いずれにせよ,この判断と異なり,甲1発明の「プリペイドカード」に代えて「葉書」を
採用することは想到容易でないとし,甲1発明との間の相違点2,3に係る訂正発明1の構
成は容易想到ではないとした審決の判断は誤りであり,これを前提とした訂正発明1,2に
ついての容易想到性判断は誤りである。
(5) なお,審決は,「プリペイドカード」を筆記性が要求され,さらに大きさや厚さの基準が
定められている「葉書」に代える動機が甲1発明には見出せないとした。しかし,筆記性や
大きさや厚さといった基準の差異については,「分離して使用されるもの」の単なる物品特性
上の相違にすぎない。

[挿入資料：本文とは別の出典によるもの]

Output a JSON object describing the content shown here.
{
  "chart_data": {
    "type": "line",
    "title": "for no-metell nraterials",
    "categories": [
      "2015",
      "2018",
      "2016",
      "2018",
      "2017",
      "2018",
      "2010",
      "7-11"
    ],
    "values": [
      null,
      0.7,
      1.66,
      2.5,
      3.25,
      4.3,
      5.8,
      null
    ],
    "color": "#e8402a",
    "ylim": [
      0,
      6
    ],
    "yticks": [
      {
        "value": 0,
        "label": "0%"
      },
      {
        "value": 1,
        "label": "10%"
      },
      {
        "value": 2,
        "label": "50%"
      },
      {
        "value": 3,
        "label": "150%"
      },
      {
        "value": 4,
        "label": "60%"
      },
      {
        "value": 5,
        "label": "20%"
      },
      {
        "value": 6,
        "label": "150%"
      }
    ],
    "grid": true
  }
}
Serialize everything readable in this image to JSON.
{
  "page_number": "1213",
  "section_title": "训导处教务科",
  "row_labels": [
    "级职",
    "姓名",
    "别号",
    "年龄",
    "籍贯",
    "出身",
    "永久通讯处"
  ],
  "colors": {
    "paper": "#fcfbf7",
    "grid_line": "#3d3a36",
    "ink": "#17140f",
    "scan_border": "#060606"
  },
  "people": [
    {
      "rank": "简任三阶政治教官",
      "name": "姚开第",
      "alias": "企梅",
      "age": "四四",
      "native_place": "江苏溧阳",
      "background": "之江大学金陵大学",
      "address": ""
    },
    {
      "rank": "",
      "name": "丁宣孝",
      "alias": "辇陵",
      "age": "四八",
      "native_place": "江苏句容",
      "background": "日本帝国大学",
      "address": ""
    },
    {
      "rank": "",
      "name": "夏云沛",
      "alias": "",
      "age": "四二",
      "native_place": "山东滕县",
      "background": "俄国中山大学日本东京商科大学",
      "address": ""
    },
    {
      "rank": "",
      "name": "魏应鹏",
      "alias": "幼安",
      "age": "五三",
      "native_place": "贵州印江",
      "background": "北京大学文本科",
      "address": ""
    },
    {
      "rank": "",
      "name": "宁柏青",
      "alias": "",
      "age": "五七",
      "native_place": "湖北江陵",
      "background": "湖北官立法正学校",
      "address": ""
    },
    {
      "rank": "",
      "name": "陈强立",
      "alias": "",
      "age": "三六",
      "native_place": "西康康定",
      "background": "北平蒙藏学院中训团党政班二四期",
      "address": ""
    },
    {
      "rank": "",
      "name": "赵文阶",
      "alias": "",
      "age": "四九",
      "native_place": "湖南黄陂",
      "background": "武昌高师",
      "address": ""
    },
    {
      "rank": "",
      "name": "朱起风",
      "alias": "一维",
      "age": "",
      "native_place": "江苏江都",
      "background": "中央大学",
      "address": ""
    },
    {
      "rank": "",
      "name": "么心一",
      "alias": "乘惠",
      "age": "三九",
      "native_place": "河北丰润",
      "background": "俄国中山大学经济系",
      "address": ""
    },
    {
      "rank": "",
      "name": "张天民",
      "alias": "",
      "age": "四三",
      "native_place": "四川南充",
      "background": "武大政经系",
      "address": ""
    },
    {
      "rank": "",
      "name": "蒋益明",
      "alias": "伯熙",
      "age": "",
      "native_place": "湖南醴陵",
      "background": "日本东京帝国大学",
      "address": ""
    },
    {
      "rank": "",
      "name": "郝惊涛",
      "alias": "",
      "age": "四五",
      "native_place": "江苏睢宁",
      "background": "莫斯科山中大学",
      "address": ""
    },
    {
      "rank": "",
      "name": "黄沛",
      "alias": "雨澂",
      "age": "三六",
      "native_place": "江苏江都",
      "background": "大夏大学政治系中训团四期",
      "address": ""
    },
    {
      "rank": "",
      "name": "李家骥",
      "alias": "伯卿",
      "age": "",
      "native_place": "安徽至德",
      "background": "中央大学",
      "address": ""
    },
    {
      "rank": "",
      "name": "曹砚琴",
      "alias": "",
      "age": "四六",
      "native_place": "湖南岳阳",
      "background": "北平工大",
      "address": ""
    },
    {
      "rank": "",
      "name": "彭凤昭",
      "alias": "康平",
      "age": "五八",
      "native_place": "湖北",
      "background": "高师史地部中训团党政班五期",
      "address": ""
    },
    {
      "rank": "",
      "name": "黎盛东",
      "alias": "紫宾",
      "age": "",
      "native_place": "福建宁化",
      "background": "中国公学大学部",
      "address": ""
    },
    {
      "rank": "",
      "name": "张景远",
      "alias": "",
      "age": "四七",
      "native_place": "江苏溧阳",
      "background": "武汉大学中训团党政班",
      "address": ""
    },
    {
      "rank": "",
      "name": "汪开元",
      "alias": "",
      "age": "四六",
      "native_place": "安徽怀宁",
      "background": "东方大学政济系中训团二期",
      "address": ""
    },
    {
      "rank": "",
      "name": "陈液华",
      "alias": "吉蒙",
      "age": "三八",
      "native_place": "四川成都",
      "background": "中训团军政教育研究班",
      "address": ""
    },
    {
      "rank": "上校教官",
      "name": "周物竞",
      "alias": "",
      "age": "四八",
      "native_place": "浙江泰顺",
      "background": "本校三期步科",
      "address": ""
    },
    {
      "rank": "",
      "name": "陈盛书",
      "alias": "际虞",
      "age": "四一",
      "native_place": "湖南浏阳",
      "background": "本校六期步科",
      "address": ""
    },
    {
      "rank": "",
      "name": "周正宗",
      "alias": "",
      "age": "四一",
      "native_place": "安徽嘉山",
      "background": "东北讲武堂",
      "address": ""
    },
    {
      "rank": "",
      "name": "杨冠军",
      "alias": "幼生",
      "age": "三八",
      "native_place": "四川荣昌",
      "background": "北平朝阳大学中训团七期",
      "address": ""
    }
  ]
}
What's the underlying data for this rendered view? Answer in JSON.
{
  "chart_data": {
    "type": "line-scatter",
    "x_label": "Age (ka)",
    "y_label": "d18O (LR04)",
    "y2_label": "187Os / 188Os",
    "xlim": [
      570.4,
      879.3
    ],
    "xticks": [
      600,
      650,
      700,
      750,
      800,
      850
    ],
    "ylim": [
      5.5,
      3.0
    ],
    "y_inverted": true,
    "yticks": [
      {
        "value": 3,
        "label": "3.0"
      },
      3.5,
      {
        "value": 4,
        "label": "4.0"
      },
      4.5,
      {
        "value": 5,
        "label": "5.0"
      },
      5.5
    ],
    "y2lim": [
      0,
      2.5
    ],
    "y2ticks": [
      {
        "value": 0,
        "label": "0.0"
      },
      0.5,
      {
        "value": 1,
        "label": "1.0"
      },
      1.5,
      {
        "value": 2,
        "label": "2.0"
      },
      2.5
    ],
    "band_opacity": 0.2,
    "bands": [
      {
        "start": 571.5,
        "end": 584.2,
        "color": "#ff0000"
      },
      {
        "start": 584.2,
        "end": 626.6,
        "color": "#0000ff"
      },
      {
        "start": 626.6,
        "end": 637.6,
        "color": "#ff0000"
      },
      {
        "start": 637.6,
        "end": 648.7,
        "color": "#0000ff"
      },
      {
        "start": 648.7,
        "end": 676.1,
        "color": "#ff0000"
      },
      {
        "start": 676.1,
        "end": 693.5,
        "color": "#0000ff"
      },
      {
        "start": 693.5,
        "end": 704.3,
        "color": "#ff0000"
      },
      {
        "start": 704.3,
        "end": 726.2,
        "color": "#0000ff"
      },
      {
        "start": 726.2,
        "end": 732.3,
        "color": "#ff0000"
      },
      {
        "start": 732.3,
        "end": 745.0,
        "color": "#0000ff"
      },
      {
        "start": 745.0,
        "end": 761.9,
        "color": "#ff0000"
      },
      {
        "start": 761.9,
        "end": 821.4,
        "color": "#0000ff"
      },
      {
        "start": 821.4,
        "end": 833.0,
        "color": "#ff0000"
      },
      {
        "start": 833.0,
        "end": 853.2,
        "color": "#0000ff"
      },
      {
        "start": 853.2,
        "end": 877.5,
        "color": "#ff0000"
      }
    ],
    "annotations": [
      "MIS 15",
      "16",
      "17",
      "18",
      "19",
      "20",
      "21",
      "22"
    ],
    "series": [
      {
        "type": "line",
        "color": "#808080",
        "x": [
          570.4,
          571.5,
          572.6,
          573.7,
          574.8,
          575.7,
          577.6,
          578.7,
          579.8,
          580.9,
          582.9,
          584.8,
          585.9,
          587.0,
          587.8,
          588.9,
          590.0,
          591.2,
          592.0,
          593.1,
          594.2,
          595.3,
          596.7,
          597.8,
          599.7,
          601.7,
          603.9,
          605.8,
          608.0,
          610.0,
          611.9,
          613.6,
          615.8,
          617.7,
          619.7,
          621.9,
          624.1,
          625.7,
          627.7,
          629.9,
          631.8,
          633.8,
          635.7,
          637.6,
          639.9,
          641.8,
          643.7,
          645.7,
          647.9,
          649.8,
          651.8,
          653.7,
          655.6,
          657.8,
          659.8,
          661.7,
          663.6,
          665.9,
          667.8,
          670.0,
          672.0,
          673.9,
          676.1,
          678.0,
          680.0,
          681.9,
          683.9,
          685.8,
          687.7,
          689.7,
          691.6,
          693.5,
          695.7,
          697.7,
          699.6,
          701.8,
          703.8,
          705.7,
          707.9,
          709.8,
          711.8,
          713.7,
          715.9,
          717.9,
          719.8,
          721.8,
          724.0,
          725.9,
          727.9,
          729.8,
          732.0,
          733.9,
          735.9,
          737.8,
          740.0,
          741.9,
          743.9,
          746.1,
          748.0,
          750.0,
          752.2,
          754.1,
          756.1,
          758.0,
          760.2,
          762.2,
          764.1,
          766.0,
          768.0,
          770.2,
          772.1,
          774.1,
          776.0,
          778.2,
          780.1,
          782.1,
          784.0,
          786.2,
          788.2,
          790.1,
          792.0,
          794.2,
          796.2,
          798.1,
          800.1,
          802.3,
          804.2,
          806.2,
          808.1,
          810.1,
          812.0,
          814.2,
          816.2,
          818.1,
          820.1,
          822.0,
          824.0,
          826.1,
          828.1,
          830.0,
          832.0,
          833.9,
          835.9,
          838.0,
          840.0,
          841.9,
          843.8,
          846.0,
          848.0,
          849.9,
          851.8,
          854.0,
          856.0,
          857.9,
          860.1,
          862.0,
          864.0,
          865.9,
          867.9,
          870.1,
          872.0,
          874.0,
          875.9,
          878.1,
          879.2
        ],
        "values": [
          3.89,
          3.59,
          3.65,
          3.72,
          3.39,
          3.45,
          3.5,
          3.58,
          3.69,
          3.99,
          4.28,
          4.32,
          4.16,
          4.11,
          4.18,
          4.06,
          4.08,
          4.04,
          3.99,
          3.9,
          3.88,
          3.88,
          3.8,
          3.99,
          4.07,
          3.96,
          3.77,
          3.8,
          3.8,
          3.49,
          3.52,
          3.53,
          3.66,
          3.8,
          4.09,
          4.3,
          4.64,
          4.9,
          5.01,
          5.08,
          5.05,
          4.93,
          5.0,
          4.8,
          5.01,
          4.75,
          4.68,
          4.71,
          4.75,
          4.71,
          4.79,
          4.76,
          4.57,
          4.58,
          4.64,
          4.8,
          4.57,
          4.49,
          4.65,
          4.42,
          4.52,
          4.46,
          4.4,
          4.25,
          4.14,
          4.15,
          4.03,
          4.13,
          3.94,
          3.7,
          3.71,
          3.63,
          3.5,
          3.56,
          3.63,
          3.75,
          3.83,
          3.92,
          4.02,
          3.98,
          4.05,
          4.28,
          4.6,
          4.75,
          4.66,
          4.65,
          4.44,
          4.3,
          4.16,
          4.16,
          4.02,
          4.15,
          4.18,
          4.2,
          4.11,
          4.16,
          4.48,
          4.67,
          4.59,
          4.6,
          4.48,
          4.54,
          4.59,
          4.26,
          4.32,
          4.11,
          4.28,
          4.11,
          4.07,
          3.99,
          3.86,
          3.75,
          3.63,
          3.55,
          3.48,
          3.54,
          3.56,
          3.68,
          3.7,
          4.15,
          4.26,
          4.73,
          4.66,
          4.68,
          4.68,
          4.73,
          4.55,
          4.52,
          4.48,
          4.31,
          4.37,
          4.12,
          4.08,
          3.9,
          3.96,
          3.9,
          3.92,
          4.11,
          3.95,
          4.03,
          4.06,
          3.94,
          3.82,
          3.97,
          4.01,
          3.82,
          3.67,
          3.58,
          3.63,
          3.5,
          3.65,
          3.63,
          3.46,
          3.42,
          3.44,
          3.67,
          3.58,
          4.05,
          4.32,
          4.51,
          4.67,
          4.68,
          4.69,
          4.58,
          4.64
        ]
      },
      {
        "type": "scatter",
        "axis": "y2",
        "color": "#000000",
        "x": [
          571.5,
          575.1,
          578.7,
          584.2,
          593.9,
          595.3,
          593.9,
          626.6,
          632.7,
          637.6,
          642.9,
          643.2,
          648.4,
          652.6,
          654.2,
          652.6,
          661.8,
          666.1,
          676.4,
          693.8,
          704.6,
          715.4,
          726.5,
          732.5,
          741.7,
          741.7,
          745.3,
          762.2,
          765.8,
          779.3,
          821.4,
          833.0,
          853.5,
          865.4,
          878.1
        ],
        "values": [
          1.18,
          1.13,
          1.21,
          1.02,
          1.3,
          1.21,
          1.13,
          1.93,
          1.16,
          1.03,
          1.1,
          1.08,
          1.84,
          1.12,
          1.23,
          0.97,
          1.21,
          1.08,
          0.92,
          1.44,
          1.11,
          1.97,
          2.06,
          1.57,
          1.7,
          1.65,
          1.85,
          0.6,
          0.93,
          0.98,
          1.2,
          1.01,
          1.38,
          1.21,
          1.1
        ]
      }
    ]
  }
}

また,甲1発明が,プリペイドカード付きシートが購入者によって受
領された後はプリペイドカードを分離させることに意義があり,そこに技術的課題を見出し
たことからしても,「葉書」に筆記性が要求され,大きさや,厚さといった基準があるからと
いって,「プリペイドカード」を「葉書」に代える動機がないということはできないというべ
きである。
以上より,原告の主張する取消事由2(訂正発明1,2の進歩性の判断の誤り)には理由
があり取消しを免れないから,原告の請求を認容することとして,主文のとおり判決する。
[コメント]
近年、知財高裁において進歩性を緩やかに判断する傾向が続いているが、本判決は、進歩
性有りとした審決を、動機付けがあるとして取り消した。
本判決において、「考案が解決しようとする課題」に記載されている課題(プリペイドカー
ドに記載された情報の隠蔽)のみではなく、引用発明の構成や明細書中の記載から導かれる
課題(購入者に交付されるシートからプリペイドカードを分離して使用できるようにするこ
と)も、引用発明の課題の一つとして認定し、引用発明は、プリペイドカードに代えて葉書
を採用する動機付けを含有すると判断した点は参考になる。